Le théâtre, comme lieu d’interaction sociale, possède une spécificité dans le traitement de ces débats contemporains : sa faculté à provoquer des émotions par effet de réciprocité entre salle et scène par la proximité qu’induit le lieu. D’autant plus que cette pièce intègre dans son principe l’inclusion des spectateurs par des moments d’interactions et par une distance volontairement affaiblie au début du spectacle. Néanmoins, quelques éléments viennent perturber cette construction d’une empathie forte entre les spectateurs et les récits de vie désemparés de la conférencière. La surcharge d’éléments narratifs et discursifs affaiblit, par effet de proximité, l’aspect scientifique de la conférence, juxtaposée à des expériences intimes pas toujours probantes. La scène qui évoque, par exemple, la rencontre de la conférencière avec une guérisseuse shaman fait surgir des clichés liés à ce type d’expérience. Cette thématique possède un intérêt narratif et théâtral indéniable, il est donc d’autant plus regrettable qu’elle amène ici un effet de discordance, de même, plus généralement, que l’accumulation de micro-récits qui impliquent un grand nombre de registres différents – que l’actrice assume par ailleurs avec brio.
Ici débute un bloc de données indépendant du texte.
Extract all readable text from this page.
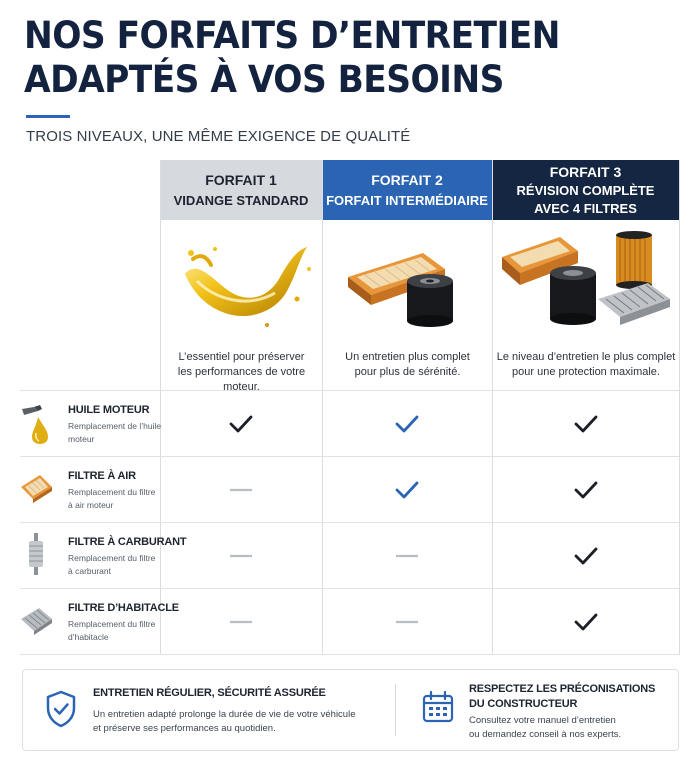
NOS FORFAITS D’ENTRETIEN
ADAPTÉS À VOS BESOINS
TROIS NIVEAUX, UNE MÊME EXIGENCE DE QUALITÉ
FORFAIT 1
VIDANGE STANDARD
FORFAIT 2
FORFAIT INTERMÉDIAIRE
FORFAIT 3
RÉVISION COMPLÈTE
AVEC 4 FILTRES
L’essentiel pour préserver
les performances de votre moteur.
Un entretien plus complet
pour plus de sérénité.
Le niveau d’entretien le plus complet
pour une protection maximale.
HUILE MOTEUR
Remplacement de l’huile
moteur
FILTRE À AIR
Remplacement du filtre
à air moteur
FILTRE À CARBURANT
Remplacement du filtre
à carburant
FILTRE D’HABITACLE
Remplacement du filtre
d’habitacle
ENTRETIEN RÉGULIER, SÉCURITÉ ASSURÉE
Un entretien adapté prolonge la durée de vie de votre véhicule
et préserve ses performances au quotidien.
RESPECTEZ LES PRÉCONISATIONS
DU CONSTRUCTEUR
Consultez votre manuel d’entretien
ou demandez conseil à nos experts.
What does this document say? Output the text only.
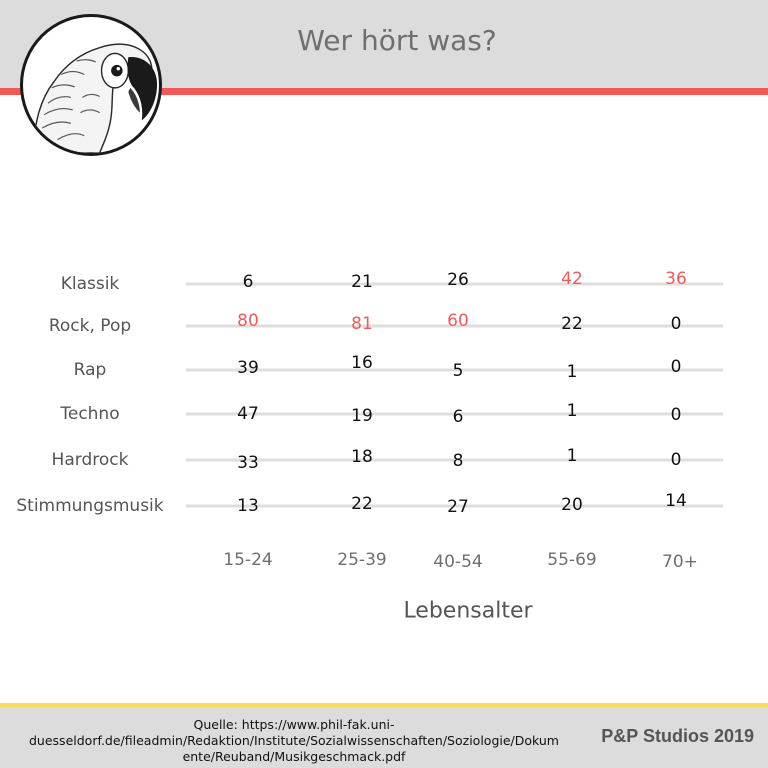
Wer hört was?
Klassik	6	21	26	42	36
Rock, Pop	80	81	60	22	0
Rap	39	16	5	1	0
Techno	47	19	6	1	0
Hardrock	33	18	8	1	0
Stimmungsmusik	13	22	27	20	14
15-24	25-39	40-54	55-69	70+
Lebensalter
Quelle: https://www.phil-fak.uni-
duesseldorf.de/fileadmin/Redaktion/Institute/Sozialwissenschaften/Soziologie/Dokum
ente/Reuband/Musikgeschmack.pdf
P&P Studios 2019
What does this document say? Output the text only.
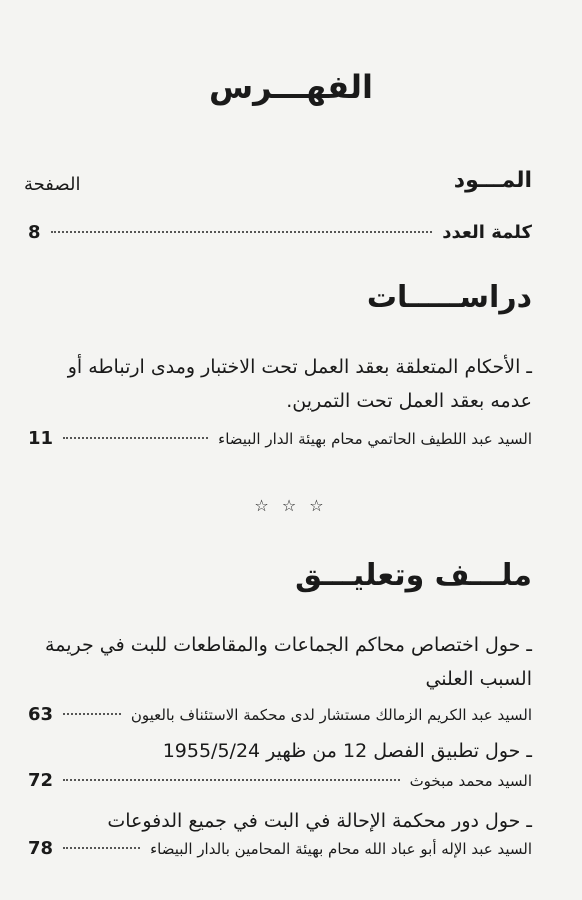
الفهـــرس
المـــود
الصفحة
كلمة العدد
8
دراســـــات
ـ الأحكام المتعلقة بعقد العمل تحت الاختبار ومدى ارتباطه أو عدمه بعقد العمل تحت التمرين.
السيد عبد اللطيف الحاتمي محام بهيئة الدار البيضاء
11
☆ ☆ ☆
ملـــف وتعليـــق
ـ حول اختصاص محاكم الجماعات والمقاطعات للبت في جريمة السبب العلني
السيد عبد الكريم الزمالك مستشار لدى محكمة الاستئناف بالعيون
63
ـ حول تطبيق الفصل 12 من ظهير 1955/5/24
السيد محمد مبخوث
72
ـ حول دور محكمة الإحالة في البت في جميع الدفوعات
السيد عبد الإله أبو عباد الله محام بهيئة المحامين بالدار البيضاء
78
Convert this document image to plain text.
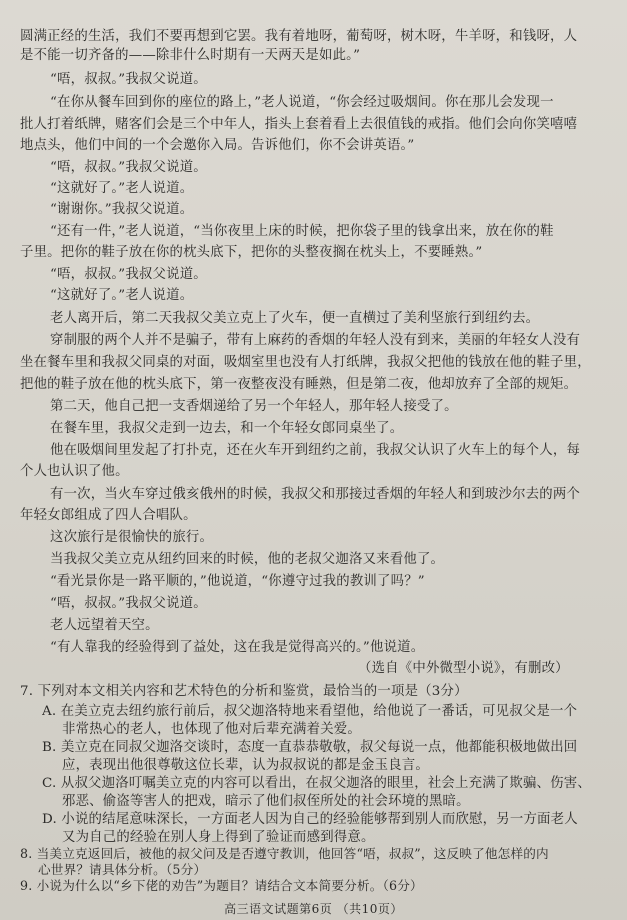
圆满正经的生活，我们不要再想到它罢。我有着地呀，葡萄呀，树木呀，牛羊呀，和钱呀，人
是不能一切齐备的——除非什么时期有一天两天是如此。”
“唔，叔叔。”我叔父说道。
“在你从餐车回到你的座位的路上，”老人说道，“你会经过吸烟间。你在那儿会发现一
批人打着纸牌，赌客们会是三个中年人，指头上套着看上去很值钱的戒指。他们会向你笑嘻嘻
地点头，他们中间的一个会邀你入局。告诉他们，你不会讲英语。”
“唔，叔叔。”我叔父说道。
“这就好了。”老人说道。
“谢谢你。”我叔父说道。
“还有一件，”老人说道，“当你夜里上床的时候，把你袋子里的钱拿出来，放在你的鞋
子里。把你的鞋子放在你的枕头底下，把你的头整夜搁在枕头上，不要睡熟。”
“唔，叔叔。”我叔父说道。
“这就好了。”老人说道。
老人离开后，第二天我叔父美立克上了火车，便一直横过了美利坚旅行到纽约去。
穿制服的两个人并不是骗子，带有上麻药的香烟的年轻人没有到来，美丽的年轻女人没有
坐在餐车里和我叔父同桌的对面，吸烟室里也没有人打纸牌，我叔父把他的钱放在他的鞋子里，
把他的鞋子放在他的枕头底下，第一夜整夜没有睡熟，但是第二夜，他却放弃了全部的规矩。
第二天，他自己把一支香烟递给了另一个年轻人，那年轻人接受了。
在餐车里，我叔父走到一边去，和一个年轻女郎同桌坐了。
他在吸烟间里发起了打扑克，还在火车开到纽约之前，我叔父认识了火车上的每个人，每
个人也认识了他。
有一次，当火车穿过俄亥俄州的时候，我叔父和那接过香烟的年轻人和到玻沙尔去的两个
年轻女郎组成了四人合唱队。
这次旅行是很愉快的旅行。
当我叔父美立克从纽约回来的时候，他的老叔父迦洛又来看他了。
“看光景你是一路平顺的，”他说道，“你遵守过我的教训了吗？”
“唔，叔叔。”我叔父说道。
老人远望着天空。
“有人靠我的经验得到了益处，这在我是觉得高兴的。”他说道。
（选自《中外微型小说》，有删改）
7. 下列对本文相关内容和艺术特色的分析和鉴赏，最恰当的一项是（3分）
A. 在美立克去纽约旅行前后，叔父迦洛特地来看望他，给他说了一番话，可见叔父是一个
非常热心的老人，也体现了他对后辈充满着关爱。
B. 美立克在同叔父迦洛交谈时，态度一直恭恭敬敬，叔父每说一点，他都能积极地做出回
应，表现出他很尊敬这位长辈，认为叔叔说的都是金玉良言。
C. 从叔父迦洛叮嘱美立克的内容可以看出，在叔父迦洛的眼里，社会上充满了欺骗、伤害、
邪恶、偷盗等害人的把戏，暗示了他们叔侄所处的社会环境的黑暗。
D. 小说的结尾意味深长，一方面老人因为自己的经验能够帮到别人而欣慰，另一方面老人
又为自己的经验在别人身上得到了验证而感到得意。
8. 当美立克返回后，被他的叔父问及是否遵守教训，他回答“唔，叔叔”，这反映了他怎样的内
心世界？请具体分析。（5分）
9. 小说为什么以“乡下佬的劝告”为题目？请结合文本简要分析。（6分）
高三语文试题第6页 （共10页）
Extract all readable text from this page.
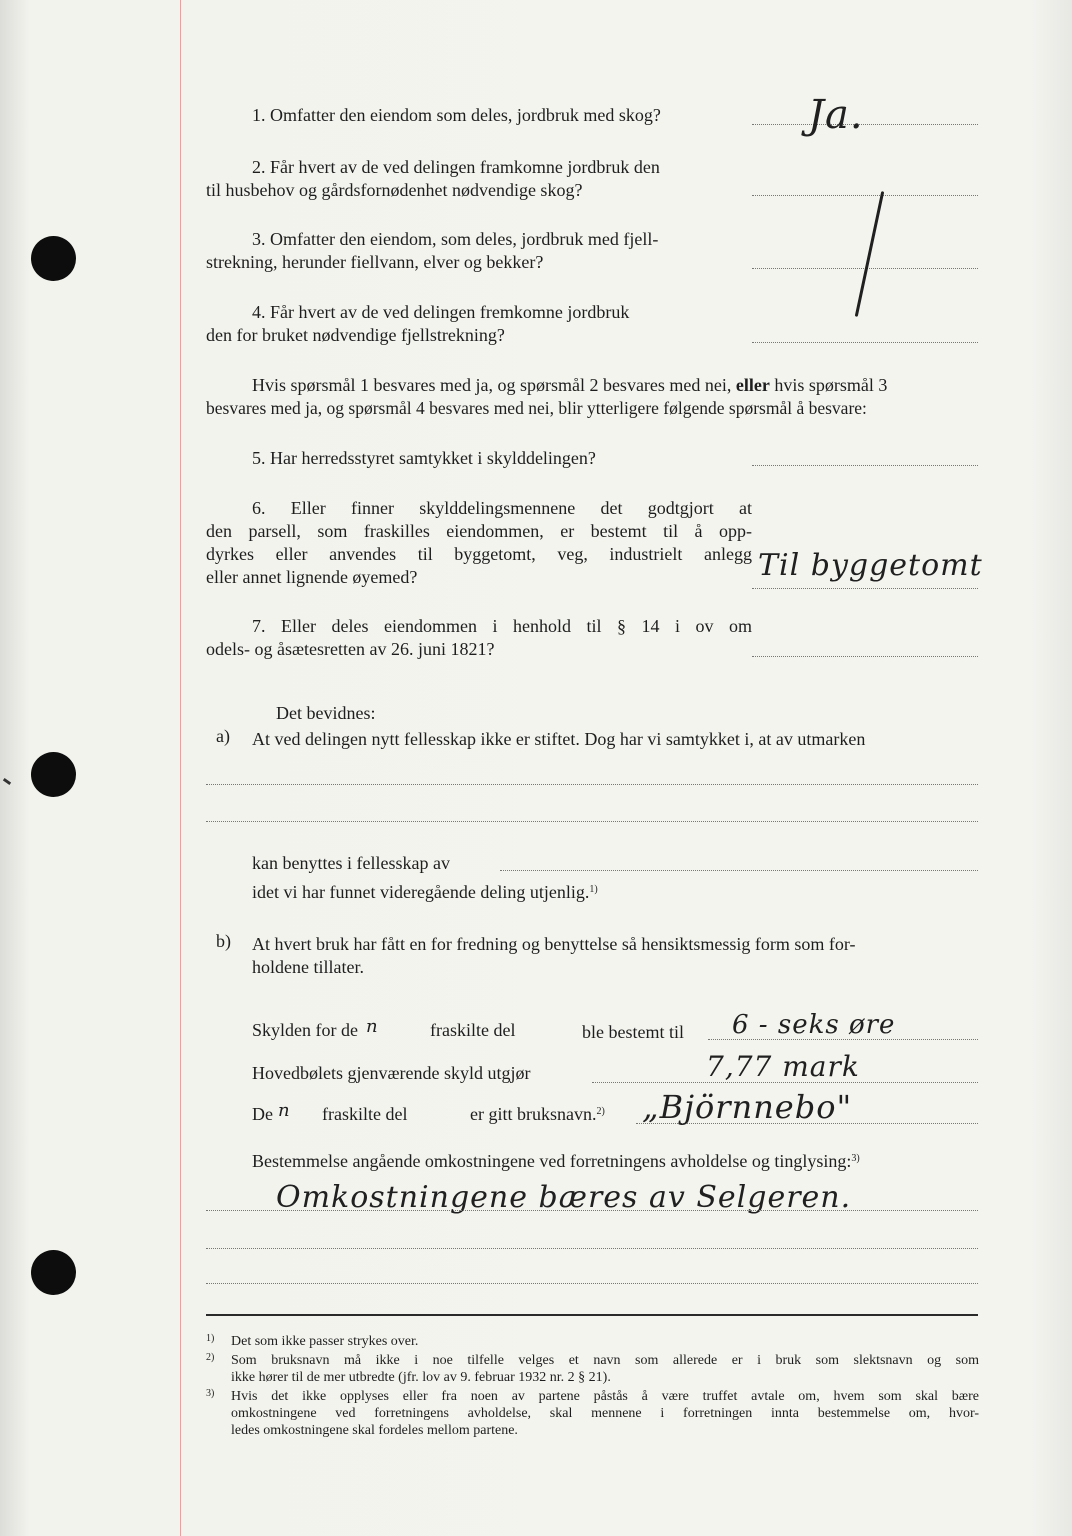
1. Omfatter den eiendom som deles, jordbruk med skog?	Ja.
2. Får hvert av de ved delingen framkomne jordbruk den
til husbehov og gårdsfornødenhet nødvendige skog?
3. Omfatter den eiendom, som deles, jordbruk med fjell-
strekning, herunder fiellvann, elver og bekker?
4. Får hvert av de ved delingen fremkomne jordbruk
den for bruket nødvendige fjellstrekning?
Hvis spørsmål 1 besvares med ja, og spørsmål 2 besvares med nei, eller hvis spørsmål 3
besvares med ja, og spørsmål 4 besvares med nei, blir ytterligere følgende spørsmål å besvare:
5. Har herredsstyret samtykket i skylddelingen?
6. Eller finner skylddelingsmennene det godtgjort at
den parsell, som fraskilles eiendommen, er bestemt til å opp-
dyrkes eller anvendes til byggetomt, veg, industrielt anlegg
eller annet lignende øyemed?	Til byggetomt
7. Eller deles eiendommen i henhold til § 14 i ov om
odels- og åsætesretten av 26. juni 1821?
Det bevidnes:
a) At ved delingen nytt fellesskap ikke er stiftet. Dog har vi samtykket i, at av utmarken
kan benyttes i fellesskap av
idet vi har funnet videregående deling utjenlig.$^{1)}$
b) At hvert bruk har fått en for fredning og benyttelse så hensiktsmessig form som for-
holdene tillater.
Skylden for de n	fraskilte del	ble bestemt til 6 - seks øre
Hovedbølets gjenværende skyld utgjør	7,77 mark
De n fraskilte del	er gitt bruksnavn.$^{2)}$ „Björnnebo"
Bestemmelse angående omkostningene ved forretningens avholdelse og tinglysing:$^{3)}$
Omkostningene bæres av Selgeren.
1) Det som ikke passer strykes over.
2) Som bruksnavn må ikke i noe tilfelle velges et navn som allerede er i bruk som slektsnavn og som
ikke hører til de mer utbredte (jfr. lov av 9. februar 1932 nr. 2 § 21).
3) Hvis det ikke opplyses eller fra noen av partene påstås å være truffet avtale om, hvem som skal bære
omkostningene ved forretningens avholdelse, skal mennene i forretningen innta bestemmelse om, hvor-
ledes omkostningene skal fordeles mellom partene.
La gestion des émotions des spectateurs nécessite peut-être de travailler différemment leur inclusion au service d’une pièce écoresponsable dans sa teneur énergétique ou dans son impact environnemental, car la frontière entre le sentiment de décalage et l’immersion empathique des membres du public est aussi fine qu’une feuille de cigarette.